"How happy I should be to have one. When you have an over-abundance of flowers don't forget me."

"Poor Mademoiselle Virtud," said Paula one day, "I am sure she has some secret burden."

"Nobody likes her," I said. (I remembered that I had twenty-five lines to copy because I had talked all the afternoon.)

"God loves her!"

"And you?" I questioned.

"Oh, certainly," said Paula.

"Notwithstanding she is so disagreeable?"

"I do not know. We don't know her outside of school."

"And I don't want to know her. As for you, you love everybody that nobody else loves." And that was true: Paula was always the friend of the poor and the despised. In that great school which was a world in miniature, there were many unfortunate little ones who suffered neglect from their drunken parents; others were cruelly treated at home, and in the case of still others, their timidity or physical weakness exposed them to the ridicule of their comrades. In Paula, however, they all found a friend and a companion who loved them and defended them.
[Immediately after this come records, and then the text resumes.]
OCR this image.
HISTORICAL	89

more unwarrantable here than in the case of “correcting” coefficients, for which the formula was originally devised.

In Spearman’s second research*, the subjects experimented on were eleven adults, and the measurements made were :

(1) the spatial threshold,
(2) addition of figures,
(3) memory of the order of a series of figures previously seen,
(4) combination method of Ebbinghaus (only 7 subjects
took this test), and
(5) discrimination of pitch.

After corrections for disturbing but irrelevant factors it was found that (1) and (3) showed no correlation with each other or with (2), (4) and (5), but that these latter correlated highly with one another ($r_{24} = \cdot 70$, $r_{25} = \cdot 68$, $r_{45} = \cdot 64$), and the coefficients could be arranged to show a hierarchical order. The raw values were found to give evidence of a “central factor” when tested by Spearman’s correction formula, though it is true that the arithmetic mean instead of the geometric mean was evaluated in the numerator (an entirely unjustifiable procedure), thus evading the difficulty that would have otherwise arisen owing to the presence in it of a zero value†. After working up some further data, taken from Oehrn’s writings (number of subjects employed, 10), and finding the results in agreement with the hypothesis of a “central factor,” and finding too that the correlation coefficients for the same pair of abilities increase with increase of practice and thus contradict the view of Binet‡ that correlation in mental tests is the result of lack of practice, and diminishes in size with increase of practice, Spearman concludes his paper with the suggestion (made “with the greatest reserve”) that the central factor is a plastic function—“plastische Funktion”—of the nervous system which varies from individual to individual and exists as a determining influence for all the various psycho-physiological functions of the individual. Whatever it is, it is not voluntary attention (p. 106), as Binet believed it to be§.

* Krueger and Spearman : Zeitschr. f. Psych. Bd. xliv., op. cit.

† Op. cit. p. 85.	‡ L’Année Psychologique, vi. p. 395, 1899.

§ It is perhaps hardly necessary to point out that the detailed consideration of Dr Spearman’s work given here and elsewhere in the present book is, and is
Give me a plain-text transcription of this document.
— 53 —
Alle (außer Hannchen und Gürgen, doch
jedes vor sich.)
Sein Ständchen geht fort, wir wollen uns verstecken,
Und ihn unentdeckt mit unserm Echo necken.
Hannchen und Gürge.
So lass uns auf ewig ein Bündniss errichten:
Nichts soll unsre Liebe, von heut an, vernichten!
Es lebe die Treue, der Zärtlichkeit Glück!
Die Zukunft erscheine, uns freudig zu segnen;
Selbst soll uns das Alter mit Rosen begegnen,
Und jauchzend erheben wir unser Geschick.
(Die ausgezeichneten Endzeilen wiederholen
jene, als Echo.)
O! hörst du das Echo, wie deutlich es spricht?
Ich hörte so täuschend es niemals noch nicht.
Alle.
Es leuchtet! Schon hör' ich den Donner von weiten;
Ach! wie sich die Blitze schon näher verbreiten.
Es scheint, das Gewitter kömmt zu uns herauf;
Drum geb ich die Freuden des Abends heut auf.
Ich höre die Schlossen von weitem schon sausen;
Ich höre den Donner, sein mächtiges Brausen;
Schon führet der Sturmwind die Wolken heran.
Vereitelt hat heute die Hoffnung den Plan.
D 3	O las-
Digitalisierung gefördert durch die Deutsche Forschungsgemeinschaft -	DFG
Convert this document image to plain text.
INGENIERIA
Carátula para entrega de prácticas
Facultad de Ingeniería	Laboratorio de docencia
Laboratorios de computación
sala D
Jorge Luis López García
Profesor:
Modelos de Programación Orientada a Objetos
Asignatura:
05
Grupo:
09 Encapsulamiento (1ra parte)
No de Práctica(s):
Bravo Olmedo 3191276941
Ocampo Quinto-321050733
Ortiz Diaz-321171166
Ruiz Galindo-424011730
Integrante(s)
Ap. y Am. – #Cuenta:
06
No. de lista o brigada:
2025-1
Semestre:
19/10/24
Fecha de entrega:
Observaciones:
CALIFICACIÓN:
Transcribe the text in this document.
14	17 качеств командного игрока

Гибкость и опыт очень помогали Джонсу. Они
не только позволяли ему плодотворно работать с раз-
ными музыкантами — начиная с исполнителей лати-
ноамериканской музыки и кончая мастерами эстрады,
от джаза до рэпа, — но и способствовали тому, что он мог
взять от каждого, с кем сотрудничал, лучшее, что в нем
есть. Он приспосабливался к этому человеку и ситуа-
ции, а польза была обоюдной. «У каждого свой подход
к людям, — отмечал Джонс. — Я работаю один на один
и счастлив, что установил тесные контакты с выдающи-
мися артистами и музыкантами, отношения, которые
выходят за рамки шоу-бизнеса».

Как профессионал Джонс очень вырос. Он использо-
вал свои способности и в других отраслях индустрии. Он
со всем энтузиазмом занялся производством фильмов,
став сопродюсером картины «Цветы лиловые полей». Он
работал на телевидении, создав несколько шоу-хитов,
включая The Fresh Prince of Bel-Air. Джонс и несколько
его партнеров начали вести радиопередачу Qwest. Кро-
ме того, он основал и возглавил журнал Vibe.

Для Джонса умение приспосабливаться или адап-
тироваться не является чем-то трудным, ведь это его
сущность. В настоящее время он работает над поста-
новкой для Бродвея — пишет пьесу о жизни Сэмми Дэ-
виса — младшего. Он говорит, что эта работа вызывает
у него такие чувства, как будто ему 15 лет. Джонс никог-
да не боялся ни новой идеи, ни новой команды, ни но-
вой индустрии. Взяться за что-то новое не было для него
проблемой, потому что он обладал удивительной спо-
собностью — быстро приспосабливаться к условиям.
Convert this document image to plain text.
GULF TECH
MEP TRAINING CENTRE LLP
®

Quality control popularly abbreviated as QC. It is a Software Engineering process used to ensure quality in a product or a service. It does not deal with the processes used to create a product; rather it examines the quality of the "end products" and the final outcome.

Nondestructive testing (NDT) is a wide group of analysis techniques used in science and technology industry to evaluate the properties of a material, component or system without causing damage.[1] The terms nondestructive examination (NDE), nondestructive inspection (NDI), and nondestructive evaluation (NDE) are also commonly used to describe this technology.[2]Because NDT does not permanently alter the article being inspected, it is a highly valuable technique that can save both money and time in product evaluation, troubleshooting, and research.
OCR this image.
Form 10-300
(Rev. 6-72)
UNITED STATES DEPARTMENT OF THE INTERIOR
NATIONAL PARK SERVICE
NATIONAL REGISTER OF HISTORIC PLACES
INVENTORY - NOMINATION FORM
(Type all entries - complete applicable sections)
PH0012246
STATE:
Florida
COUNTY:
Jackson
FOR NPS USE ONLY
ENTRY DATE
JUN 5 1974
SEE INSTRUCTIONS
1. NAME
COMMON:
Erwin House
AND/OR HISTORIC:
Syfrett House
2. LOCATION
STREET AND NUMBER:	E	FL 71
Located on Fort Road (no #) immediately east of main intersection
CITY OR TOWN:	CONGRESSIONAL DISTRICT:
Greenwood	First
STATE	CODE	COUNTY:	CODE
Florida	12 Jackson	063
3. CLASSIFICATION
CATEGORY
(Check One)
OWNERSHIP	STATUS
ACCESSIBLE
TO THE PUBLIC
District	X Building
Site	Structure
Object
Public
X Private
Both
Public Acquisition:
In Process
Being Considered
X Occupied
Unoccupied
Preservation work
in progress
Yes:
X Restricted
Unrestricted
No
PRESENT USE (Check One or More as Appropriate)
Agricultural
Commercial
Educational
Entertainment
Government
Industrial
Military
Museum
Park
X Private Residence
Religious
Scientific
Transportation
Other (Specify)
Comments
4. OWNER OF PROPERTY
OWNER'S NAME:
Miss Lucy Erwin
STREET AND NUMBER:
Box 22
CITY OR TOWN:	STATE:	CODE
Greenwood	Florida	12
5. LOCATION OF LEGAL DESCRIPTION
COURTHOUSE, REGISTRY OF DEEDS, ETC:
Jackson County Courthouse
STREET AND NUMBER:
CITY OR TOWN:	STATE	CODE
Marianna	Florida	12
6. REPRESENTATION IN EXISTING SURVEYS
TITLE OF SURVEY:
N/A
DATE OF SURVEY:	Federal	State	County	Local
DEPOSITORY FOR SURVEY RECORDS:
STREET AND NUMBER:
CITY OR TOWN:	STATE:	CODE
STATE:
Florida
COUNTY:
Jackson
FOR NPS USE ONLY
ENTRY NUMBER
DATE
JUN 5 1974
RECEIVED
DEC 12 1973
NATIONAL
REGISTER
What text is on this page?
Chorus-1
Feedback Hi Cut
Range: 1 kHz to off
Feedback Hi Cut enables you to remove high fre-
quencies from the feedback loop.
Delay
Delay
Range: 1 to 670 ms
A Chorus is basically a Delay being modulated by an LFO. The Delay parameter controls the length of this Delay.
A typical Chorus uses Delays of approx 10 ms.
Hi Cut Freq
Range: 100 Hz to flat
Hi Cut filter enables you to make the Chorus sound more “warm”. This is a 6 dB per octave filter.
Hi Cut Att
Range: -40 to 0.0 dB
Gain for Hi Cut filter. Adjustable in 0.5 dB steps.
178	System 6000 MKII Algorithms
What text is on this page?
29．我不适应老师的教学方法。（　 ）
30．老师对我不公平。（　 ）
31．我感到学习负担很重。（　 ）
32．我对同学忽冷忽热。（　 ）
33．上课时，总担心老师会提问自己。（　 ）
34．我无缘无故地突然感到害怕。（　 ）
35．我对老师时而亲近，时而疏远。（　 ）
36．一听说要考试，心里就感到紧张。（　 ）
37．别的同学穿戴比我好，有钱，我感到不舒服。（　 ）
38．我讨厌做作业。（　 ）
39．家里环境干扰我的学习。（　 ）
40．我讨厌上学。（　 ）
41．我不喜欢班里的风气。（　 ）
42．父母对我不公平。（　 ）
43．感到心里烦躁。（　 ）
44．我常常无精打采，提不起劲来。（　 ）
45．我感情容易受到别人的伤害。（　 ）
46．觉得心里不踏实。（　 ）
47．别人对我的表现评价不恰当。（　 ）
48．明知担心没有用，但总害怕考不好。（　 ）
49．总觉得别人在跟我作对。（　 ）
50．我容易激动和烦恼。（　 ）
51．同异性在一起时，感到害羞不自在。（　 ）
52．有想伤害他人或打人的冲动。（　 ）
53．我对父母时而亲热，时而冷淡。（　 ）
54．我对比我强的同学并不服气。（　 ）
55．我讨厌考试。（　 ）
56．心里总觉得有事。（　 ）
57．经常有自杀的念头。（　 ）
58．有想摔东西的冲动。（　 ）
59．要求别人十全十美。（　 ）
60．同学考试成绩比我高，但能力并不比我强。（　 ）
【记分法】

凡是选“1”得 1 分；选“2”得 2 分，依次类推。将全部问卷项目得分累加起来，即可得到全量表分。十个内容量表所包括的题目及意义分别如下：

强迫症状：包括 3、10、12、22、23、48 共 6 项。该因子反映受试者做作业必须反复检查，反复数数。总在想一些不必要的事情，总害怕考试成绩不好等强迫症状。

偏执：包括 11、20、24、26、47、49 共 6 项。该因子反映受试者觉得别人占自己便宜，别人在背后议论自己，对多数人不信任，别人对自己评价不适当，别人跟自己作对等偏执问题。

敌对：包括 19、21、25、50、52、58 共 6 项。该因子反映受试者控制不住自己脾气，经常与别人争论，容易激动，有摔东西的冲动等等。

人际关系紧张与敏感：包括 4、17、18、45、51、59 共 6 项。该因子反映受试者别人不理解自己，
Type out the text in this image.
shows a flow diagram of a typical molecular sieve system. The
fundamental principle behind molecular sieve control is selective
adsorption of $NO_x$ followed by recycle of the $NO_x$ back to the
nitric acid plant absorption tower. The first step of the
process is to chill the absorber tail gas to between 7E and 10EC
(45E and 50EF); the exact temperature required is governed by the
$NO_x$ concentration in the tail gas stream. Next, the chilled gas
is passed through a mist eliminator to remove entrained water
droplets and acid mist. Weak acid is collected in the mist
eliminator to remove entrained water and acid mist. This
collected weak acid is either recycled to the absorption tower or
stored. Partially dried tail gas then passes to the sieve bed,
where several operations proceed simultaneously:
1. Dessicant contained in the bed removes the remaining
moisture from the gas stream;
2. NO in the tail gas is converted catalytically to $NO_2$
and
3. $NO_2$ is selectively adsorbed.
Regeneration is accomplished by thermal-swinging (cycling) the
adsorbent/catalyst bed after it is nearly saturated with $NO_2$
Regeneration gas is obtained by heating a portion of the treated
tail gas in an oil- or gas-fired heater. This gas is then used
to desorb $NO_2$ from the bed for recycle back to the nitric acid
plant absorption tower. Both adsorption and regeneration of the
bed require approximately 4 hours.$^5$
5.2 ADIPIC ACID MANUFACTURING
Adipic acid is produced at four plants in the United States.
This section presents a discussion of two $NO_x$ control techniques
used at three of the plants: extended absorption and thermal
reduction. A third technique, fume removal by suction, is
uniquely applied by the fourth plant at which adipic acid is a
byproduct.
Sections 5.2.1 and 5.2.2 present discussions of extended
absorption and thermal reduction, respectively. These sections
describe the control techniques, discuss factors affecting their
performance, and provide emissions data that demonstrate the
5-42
The capacity to love and to make others happy, extended itself also to the animals, but not to those small boys who destroyed the birds' nests or threw stones at the horses or dogs—these she attacked without mercy. In the neighborhood of "The Convent" where we lived, there were quite a number of this type of boy whose greatest pleasure was to torture the dogs and cats. One of these especially, the son of the "Breton," was a veritable executioner. He never attended school, for his father never bothered with him, and his mother, poor woman, accustomed to misery and the blows of her drunken husband, had apparently lost all semblance of human feeling. This boy spent his time tormenting anything or anybody who was unable to resist him—old men, sick people, little children, and especially dumb animals.